話しながら、第1スタジオと書かれたドアを開けようと手を伸ばした。
が、ノブは掴めなかった。

後ろから腰を引かれ、1歩2歩と後退させられ、積み上がった椅子の山に身体を押し付けられたから。

「……き、キョウ?」

「モデル料は?」

かがみこんできた彼に唇が触れそうなくらいの距離で言われて、「なっ」てフリーズ。
「まずは手付金ってことで、前払いしてもらわないとなぁ」

その双眸がキラリと意味深に輝くのを認め、訳も分からず鼓動が妖しく騒ぎ出してしまう。

「てて手付金、って……」
「とりあえずキスで我慢しとくから。ほら、して?」

なななんで突然そんなこと言い出すかな、こいつはっ。
ドアの向こうにみんなが待ってるっていうのに!

動揺を隠せず、数歩先のドアと彼とをおろおろ交互に見やるあたし。

「モデル、やってほしいんだろう? それとも、このまま帰っていい?」

降ってくる余裕の笑みを、ムカムカしながら見上げる。
それ、脅迫じゃないっ。

はいはい、わかってた。
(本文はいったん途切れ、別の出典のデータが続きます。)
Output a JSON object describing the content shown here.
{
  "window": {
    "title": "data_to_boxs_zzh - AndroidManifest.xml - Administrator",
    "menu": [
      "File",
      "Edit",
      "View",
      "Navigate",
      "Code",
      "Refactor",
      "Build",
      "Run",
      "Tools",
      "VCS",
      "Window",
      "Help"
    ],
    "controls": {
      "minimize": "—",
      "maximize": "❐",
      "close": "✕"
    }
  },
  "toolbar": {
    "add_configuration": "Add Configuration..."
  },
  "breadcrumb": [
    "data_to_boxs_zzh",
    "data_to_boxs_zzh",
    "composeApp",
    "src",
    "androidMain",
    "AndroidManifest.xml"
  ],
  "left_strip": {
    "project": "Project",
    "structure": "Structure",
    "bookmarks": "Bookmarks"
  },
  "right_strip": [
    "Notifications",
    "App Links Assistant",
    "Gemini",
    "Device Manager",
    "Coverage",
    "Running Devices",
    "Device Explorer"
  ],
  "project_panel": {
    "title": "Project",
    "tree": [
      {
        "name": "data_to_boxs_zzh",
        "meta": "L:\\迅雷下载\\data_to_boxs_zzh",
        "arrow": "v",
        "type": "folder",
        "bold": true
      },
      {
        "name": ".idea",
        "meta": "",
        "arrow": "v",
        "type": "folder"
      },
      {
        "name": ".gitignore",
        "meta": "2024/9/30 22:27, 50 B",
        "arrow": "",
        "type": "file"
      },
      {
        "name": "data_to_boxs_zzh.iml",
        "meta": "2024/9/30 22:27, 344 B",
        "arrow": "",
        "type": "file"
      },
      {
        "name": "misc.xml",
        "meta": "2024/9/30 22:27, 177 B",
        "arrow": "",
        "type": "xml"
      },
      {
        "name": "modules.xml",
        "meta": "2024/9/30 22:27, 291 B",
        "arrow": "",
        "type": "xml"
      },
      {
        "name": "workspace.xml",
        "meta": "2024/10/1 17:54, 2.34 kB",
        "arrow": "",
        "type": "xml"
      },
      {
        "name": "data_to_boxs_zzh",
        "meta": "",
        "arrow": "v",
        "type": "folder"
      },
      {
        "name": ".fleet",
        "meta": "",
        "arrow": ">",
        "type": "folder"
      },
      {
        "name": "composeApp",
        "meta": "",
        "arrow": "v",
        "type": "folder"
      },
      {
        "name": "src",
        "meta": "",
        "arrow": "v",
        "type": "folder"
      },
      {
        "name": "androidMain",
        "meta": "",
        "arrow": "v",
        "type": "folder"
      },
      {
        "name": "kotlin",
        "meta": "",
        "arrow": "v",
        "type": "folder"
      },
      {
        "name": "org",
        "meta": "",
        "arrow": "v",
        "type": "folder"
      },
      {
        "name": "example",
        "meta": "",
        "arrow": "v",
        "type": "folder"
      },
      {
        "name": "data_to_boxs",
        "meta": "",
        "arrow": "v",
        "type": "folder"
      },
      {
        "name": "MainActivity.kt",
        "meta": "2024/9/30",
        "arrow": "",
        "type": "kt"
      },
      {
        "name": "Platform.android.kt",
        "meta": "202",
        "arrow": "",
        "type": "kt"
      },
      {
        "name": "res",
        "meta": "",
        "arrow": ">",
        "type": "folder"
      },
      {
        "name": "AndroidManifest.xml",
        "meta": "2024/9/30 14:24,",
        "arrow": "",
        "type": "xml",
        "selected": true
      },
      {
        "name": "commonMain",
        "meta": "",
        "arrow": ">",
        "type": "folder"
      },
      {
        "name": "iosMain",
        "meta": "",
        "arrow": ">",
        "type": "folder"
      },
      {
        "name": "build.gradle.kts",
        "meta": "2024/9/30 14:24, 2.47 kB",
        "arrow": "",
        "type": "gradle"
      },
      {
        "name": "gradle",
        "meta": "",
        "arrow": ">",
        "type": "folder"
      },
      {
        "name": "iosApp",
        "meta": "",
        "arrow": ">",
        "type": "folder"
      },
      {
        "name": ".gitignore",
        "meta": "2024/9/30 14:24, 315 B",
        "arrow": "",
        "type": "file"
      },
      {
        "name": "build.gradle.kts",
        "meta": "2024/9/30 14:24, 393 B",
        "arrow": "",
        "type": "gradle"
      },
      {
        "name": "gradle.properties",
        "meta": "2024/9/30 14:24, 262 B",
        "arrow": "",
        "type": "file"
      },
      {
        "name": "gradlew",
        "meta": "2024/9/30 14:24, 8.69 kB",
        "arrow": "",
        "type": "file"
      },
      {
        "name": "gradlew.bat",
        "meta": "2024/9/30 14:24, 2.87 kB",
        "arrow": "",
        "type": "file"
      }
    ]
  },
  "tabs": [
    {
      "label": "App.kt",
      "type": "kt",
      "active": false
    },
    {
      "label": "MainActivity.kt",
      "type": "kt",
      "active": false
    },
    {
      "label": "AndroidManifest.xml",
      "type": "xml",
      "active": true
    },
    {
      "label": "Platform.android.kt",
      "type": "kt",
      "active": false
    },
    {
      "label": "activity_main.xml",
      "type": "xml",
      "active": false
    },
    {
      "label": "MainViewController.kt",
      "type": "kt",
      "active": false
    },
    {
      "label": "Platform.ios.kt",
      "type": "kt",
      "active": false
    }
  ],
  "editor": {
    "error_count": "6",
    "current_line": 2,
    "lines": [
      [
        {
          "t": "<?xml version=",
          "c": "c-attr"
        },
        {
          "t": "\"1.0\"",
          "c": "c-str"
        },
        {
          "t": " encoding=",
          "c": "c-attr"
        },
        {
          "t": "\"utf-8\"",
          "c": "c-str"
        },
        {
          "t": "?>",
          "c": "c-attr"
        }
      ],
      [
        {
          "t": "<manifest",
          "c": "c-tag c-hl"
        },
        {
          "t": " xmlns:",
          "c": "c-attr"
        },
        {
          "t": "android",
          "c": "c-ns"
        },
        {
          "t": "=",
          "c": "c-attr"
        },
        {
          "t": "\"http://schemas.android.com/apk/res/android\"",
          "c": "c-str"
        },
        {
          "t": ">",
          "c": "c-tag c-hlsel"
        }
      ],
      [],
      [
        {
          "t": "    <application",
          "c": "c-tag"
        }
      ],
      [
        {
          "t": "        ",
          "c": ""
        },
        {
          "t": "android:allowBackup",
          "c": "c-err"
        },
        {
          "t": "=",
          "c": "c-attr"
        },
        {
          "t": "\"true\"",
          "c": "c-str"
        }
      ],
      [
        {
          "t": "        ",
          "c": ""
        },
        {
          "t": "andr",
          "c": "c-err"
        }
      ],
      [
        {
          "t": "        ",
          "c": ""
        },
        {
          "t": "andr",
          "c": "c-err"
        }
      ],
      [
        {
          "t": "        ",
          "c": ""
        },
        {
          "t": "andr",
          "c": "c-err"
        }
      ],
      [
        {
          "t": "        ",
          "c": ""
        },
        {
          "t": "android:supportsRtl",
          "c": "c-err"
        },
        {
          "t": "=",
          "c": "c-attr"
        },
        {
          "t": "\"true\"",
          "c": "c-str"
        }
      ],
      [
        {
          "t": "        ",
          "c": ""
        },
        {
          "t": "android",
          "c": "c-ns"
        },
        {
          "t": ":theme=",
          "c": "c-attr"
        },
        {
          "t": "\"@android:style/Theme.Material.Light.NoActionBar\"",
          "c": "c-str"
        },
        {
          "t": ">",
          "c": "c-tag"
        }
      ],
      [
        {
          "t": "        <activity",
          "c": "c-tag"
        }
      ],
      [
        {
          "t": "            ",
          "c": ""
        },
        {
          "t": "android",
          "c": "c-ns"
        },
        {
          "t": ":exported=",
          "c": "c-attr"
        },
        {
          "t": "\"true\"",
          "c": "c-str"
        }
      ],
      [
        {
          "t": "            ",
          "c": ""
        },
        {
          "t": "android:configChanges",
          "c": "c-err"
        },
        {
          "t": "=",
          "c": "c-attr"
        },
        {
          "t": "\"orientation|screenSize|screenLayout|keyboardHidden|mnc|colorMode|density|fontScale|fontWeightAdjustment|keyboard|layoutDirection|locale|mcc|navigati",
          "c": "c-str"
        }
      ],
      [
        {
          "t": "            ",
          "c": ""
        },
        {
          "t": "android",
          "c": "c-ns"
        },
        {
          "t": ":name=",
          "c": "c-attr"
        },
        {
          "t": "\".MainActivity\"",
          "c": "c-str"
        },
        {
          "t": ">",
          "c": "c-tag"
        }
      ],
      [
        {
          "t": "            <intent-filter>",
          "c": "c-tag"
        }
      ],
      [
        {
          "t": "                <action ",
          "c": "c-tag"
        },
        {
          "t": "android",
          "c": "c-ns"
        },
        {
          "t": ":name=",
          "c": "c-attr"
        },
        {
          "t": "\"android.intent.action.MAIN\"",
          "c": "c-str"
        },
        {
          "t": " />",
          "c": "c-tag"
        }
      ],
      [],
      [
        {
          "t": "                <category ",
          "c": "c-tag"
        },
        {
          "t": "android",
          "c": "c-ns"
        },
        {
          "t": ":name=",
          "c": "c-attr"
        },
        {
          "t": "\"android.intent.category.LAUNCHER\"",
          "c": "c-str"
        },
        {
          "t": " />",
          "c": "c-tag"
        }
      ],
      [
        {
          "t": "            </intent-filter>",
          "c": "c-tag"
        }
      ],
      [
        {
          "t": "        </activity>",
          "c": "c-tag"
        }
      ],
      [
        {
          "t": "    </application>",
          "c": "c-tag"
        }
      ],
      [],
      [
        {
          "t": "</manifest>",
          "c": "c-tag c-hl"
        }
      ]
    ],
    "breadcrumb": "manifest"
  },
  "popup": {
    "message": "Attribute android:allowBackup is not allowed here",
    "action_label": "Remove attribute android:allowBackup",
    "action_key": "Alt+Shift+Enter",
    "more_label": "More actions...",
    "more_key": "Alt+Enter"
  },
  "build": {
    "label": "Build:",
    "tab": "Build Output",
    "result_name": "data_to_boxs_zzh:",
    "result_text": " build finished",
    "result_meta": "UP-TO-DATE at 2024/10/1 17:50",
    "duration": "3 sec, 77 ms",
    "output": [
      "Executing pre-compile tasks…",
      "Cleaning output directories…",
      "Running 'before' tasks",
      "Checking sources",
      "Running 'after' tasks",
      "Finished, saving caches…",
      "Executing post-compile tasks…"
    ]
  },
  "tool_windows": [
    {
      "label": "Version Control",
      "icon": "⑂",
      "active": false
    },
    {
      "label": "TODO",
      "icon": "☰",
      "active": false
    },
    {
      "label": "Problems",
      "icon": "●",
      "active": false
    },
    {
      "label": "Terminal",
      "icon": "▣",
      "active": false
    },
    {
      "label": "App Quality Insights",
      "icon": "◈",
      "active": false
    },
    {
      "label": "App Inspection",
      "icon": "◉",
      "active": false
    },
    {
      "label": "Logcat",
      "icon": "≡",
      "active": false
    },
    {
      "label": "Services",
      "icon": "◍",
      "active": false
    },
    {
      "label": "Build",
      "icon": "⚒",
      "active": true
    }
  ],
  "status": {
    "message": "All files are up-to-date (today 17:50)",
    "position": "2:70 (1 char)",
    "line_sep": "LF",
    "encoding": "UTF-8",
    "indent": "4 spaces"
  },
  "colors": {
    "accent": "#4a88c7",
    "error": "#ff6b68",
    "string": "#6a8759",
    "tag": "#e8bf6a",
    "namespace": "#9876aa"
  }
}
そーゆーヤツ!
こうやってイジメて、相手が困るのを見て楽しんでるんだわ。

「ひ、卑怯よっ。キスなら昨夜も散々したでしょう?」
「昨夜は昨夜。帰ってからすぐ、翠にキスしたくなって困った。最近、翠不足が深刻なんだ」
「あたしはビタミンかっ」

誰かが出てきたらどうしようと焦ってきたあたしは、彼の意味不明な台詞を聞き流して腹をくくる。
キスで済むなら、さくっと終わらせよう。